Texas Gas Service, as well as other utilities throughout Texas that provide natural gas to consumers and businesses, is asking the Texas Railroad Commission to allow it to put a surcharge on customers’ bills in order to pay for natural gas used during Winter Storm Uri. TGS filed its application with the commission to recover costs of the storm on July 30.
Consumer advocate Paul Robbins, who has studied documents filed with the commission, has concluded that the gas companies are seeking an order that will allow them to add about $5 a month to customers’ bills for 10 years. Larry Graham, manager of regulatory affairs for TGS, declined to offer an estimate of the cost to consumers.
According to an analysis by Bloomberg News, because of Texas’ unregulated market, natural gas producers – as opposed to companies that sell gas to consumers – made $11 billion in just five days during the unprecedented winter storm.
Although TGS and the other gas companies that provide gas to consumers each filed a separate request for a hearing on their securitization case, all the cases have been consolidated. More than 50 cities throughout the state have joined a coalition to intervene in the case before the commission. Central Texas cities that have joined the Texas Cities Alliance include West Lake Hills, Taylor, Goliad and Killeen.

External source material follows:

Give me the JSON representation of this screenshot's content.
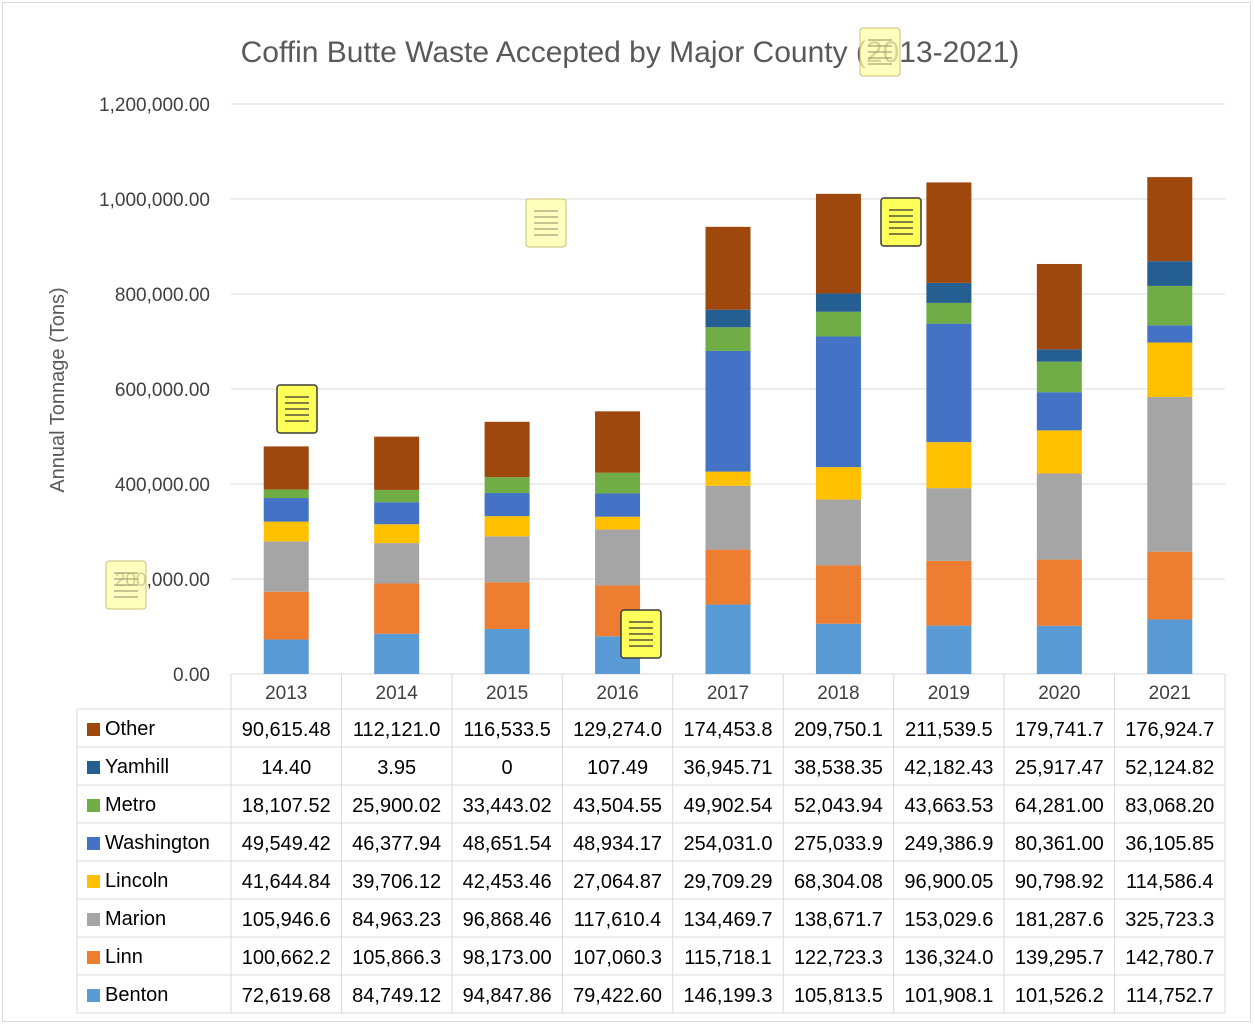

While Austin is not on the list, city officials confirmed late Monday that Austin has joined in intervening on the matter. Thomas Brocato, the lead attorney representing the alliance of cities, told the Austin Monitor that other cities still have time to join the coalition.
Graham insists that the matter before the Railroad Commission is not a “rate case,” but a proceeding to allow securitization financing. As he explained, under Texas House Bill 1520 the gas companies will be able to extend the period of time during which they can recover costs associated with Winter Storm Uri.
According to documents filed with the commission, charges for natural gas during the winter storm left TGS with about $290 million in debt. Robbins said all told, the companies that provide gas service directly to consumers have more than $3.6 billion in fuel debt that they want to securitize.
Graham said, “The price at that moment in time went berserk … it happened to every gas utility in the state of Texas. Our company had to take a big loan out to pay the bill.”
As Graham explained, under the legislation signed by the governor in June, the commission will decide the amount to be recovered by each gas utility. After the commission determines the amount each company can finance, it will issue a financing order directing the Texas Public Finance Authority “to issue customer rate relief bonds.” The commission has 90 days to issue the financing order and the state financing authority has 180 days to issue the bonds.
Graham said via email, “Securitization is expected to provide a lower monthly cost compared to recovery over nine months through the existing cost of gas clause tariffs in Texas Gas Service’s service areas.” In other words, customers’ bills would be much higher if the gas company attempted to recover its costs through existing agreements.
Graham concluded, “We empathize with our customers’ concerns about higher bills and want to assure them that we are working on their behalf. As a fully regulated utility, our current tariffs would have us recover the amount over only a nine-month period. We believe that securitization is the best option for helping our customers by extending the period to recover the extraordinary costs from Winter Storm Uri. Additionally, as a distribution company, we do not profit on the cost of gas.”
The Texas Legislature has taken no action to ensure that the same scenario will not recur.